Even though they had only a dimmed light, and the stranger had none, they saw him much clearer than they had seen his predecessors. He was indeed large, and even though his physiology was similar to a man’s, that he was clearly not. His nails were more like stubby claws. And when he opened his muzzle of a mouth, they saw his great fangs, like those of a baboon. He was sparsely dressed, had a bag over his shoulder, and carried a short, thick staff in one hand. 

He seemed as surprised and, initially, as terrified as they. But regaining his composure before them, he started yelling loudly in his strange language, obviously trying to alert his comrades to their presence. Meanwhile, he kept menacing the little group with his cudgel. Chetna had regained her feet with the swiftness of a cat, and while the other three made as if to flee, she aimed a vicious blow to the stranger’s jaw. Twitching his head backwards, he managed to avoid most of the attack. Nonetheless, blood spurted freely from his mouth as, with a beastly roar, he assumed a fighting stance.

They all froze and looked on in disbelief. Chetna could not weigh more than a third of this monster, who was also armed. But there was not a trace of fear in her expression or bearing as she faced off against him.

Seeming determined to finish the encounter quickly, she dashed forward aggressively, presumably to get inside her antagonist’s guard. He, in turn, stepped back almost as fast, striking a backhand blow with his weapon. It struck Chetna nearly full in the stomach, slamming her against the wall by sheer force. She had caught part of it with her right elbow, but Karen doubted that it had helped much. Seemingly not feeling any pain, Chetna pushed his massive arm aside while he aimed another blow with his unarmed fist, to her head. Ducking inside and under his oncoming attack, she struck a blind left to his chin that connected fully. It dazed him so that she had time to take one short step back and aim a quick second punch to his abdomen. This one with even more force behind it.
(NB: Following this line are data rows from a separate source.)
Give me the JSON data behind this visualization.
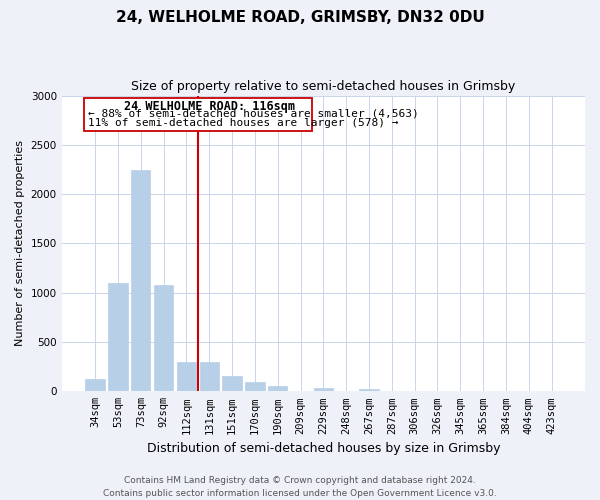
{
  "title": "24, WELHOLME ROAD, GRIMSBY, DN32 0DU",
  "subtitle": "Size of property relative to semi-detached houses in Grimsby",
  "xlabel": "Distribution of semi-detached houses by size in Grimsby",
  "ylabel": "Number of semi-detached properties",
  "categories": [
    "34sqm",
    "53sqm",
    "73sqm",
    "92sqm",
    "112sqm",
    "131sqm",
    "151sqm",
    "170sqm",
    "190sqm",
    "209sqm",
    "229sqm",
    "248sqm",
    "267sqm",
    "287sqm",
    "306sqm",
    "326sqm",
    "345sqm",
    "365sqm",
    "384sqm",
    "404sqm",
    "423sqm"
  ],
  "values": [
    120,
    1100,
    2240,
    1080,
    300,
    300,
    160,
    90,
    50,
    0,
    30,
    0,
    25,
    0,
    0,
    0,
    0,
    0,
    0,
    0,
    0
  ],
  "bar_color": "#b8cfe8",
  "bar_edge_color": "#b8cfe8",
  "vline_color": "#cc0000",
  "vline_x_index": 4,
  "annotation_title": "24 WELHOLME ROAD: 116sqm",
  "annotation_line1": "← 88% of semi-detached houses are smaller (4,563)",
  "annotation_line2": "11% of semi-detached houses are larger (578) →",
  "ylim": [
    0,
    3000
  ],
  "yticks": [
    0,
    500,
    1000,
    1500,
    2000,
    2500,
    3000
  ],
  "footnote1": "Contains HM Land Registry data © Crown copyright and database right 2024.",
  "footnote2": "Contains public sector information licensed under the Open Government Licence v3.0.",
  "bg_color": "#eef2f8",
  "plot_bg_color": "#ffffff",
  "grid_color": "#c8d4e8",
  "title_fontsize": 11,
  "subtitle_fontsize": 9,
  "ylabel_fontsize": 8,
  "xlabel_fontsize": 9,
  "tick_fontsize": 7.5,
  "footnote_fontsize": 6.5
}
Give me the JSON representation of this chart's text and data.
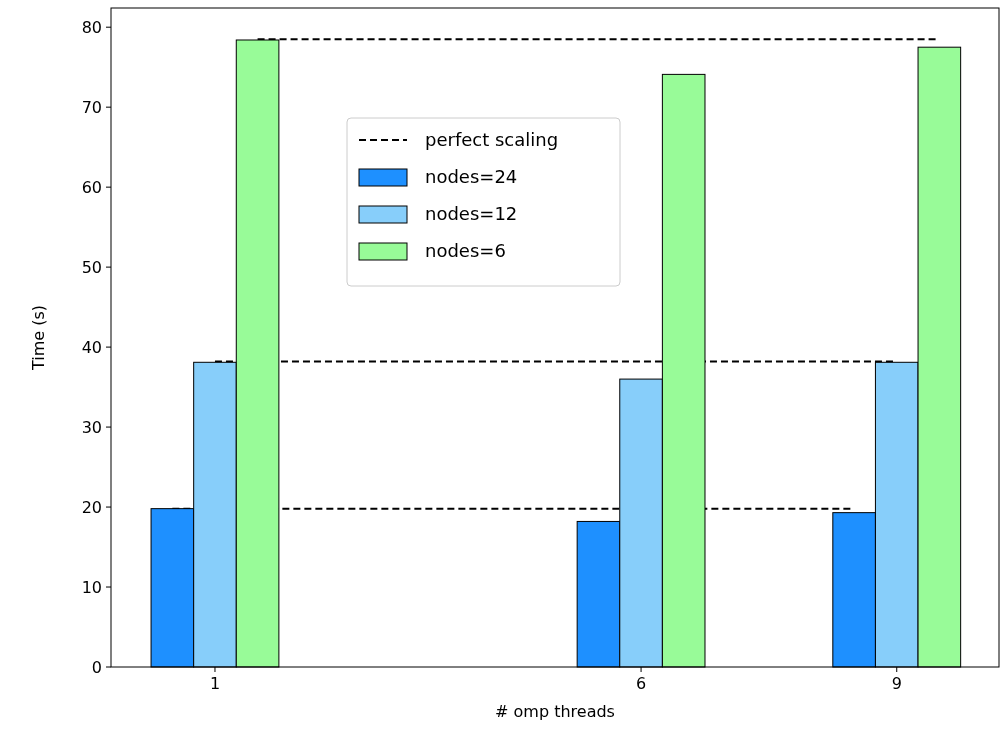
{
  "chart_data": {
    "type": "bar",
    "xlabel": "# omp threads",
    "ylabel": "Time (s)",
    "xlim": [
      -0.22,
      10.2
    ],
    "xticks": [
      1,
      6,
      9
    ],
    "ylim": [
      0,
      82.4
    ],
    "yticks": [
      0,
      10,
      20,
      30,
      40,
      50,
      60,
      70,
      80
    ],
    "legend": "top",
    "grid": false,
    "series": [
      {
        "type": "line",
        "name": "perfect scaling",
        "color": "#000000",
        "line_style": "dashed",
        "x": [
          1.5,
          9.5
        ],
        "values": [
          78.5,
          78.5
        ]
      },
      {
        "type": "line",
        "color": "#000000",
        "line_style": "dashed",
        "x": [
          1,
          9
        ],
        "values": [
          38.2,
          38.2
        ]
      },
      {
        "type": "line",
        "color": "#000000",
        "line_style": "dashed",
        "x": [
          0.5,
          8.5
        ],
        "values": [
          19.8,
          19.8
        ]
      },
      {
        "name": "nodes=24",
        "color": "#1e90ff",
        "x": [
          0.5,
          5.5,
          8.5
        ],
        "values": [
          19.8,
          18.2,
          19.3
        ]
      },
      {
        "name": "nodes=12",
        "color": "#87cefa",
        "x": [
          1,
          6,
          9
        ],
        "values": [
          38.1,
          36.0,
          38.1
        ]
      },
      {
        "name": "nodes=6",
        "color": "#98fb98",
        "x": [
          1.5,
          6.5,
          9.5
        ],
        "values": [
          78.4,
          74.1,
          77.5
        ]
      }
    ]
  }
}
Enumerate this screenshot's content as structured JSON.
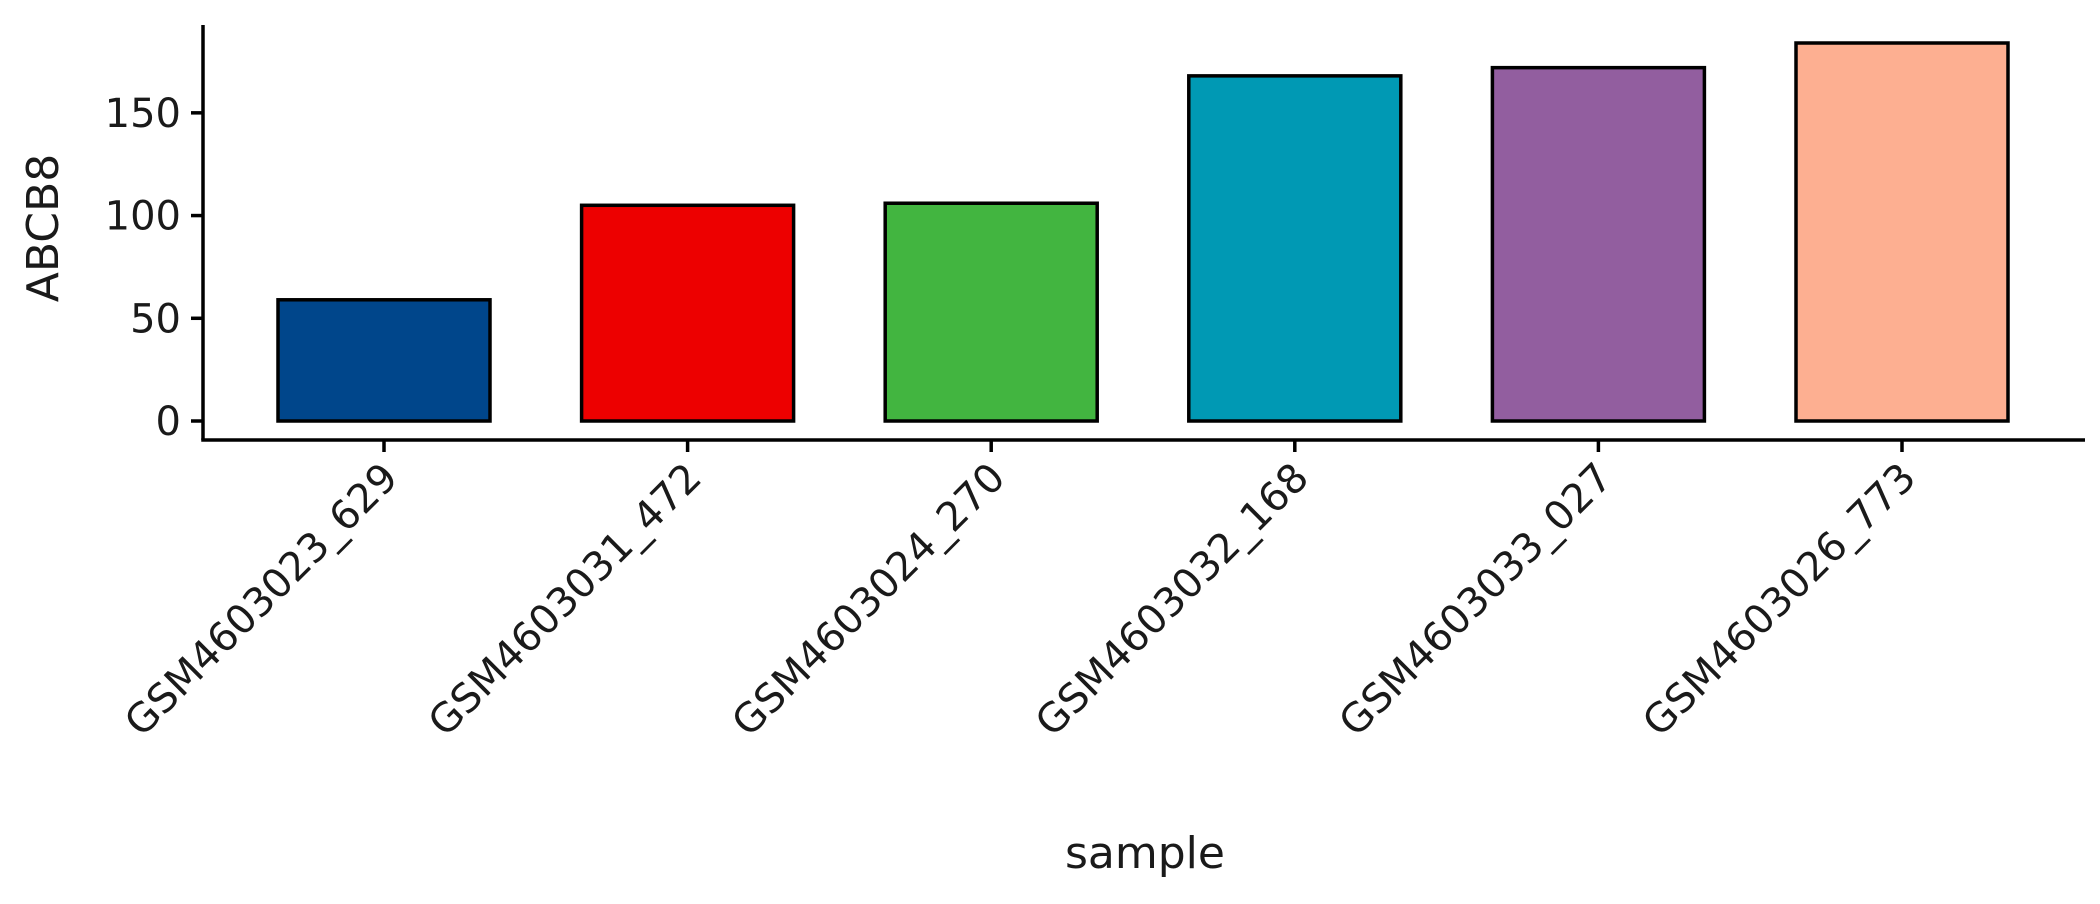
{
  "chart_data": {
    "type": "bar",
    "xlabel": "sample",
    "ylabel": "ABCB8",
    "categories": [
      "GSM4603023_629",
      "GSM4603031_472",
      "GSM4603024_270",
      "GSM4603032_168",
      "GSM4603033_027",
      "GSM4603026_773"
    ],
    "values": [
      59,
      105,
      106,
      168,
      172,
      184
    ],
    "colors": [
      "#00468B",
      "#ED0000",
      "#42B540",
      "#0099B4",
      "#925E9F",
      "#FDAF91"
    ],
    "ylim": [
      0,
      184
    ],
    "yticks": [
      0,
      50,
      100,
      150
    ],
    "ytick_labels": [
      "0",
      "50",
      "100",
      "150"
    ],
    "grid": false,
    "legend": "none"
  }
}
Karen still stood petrified, staring incredulously. Chetna must be a true prodigy of body-control if she could generate so much power, so quickly. The way she had manhandled Karen earlier paled in comparison. With the last strike, her opponent had folded his midsection until their heads were almost level. He was obviously in great pain and out of breath, but Chetna was not done.

Drawing one deep breath and planting her feet firmly, she delivered one final attack. A merciless uppercut, squarely on the chin. With horror, Karen heard the loud crack of multiple bones breaking, as the man was thrown up and backwards. He fell instantly, legs bent at the knees, hands thrown out, and his head at a weird and disgusting angle.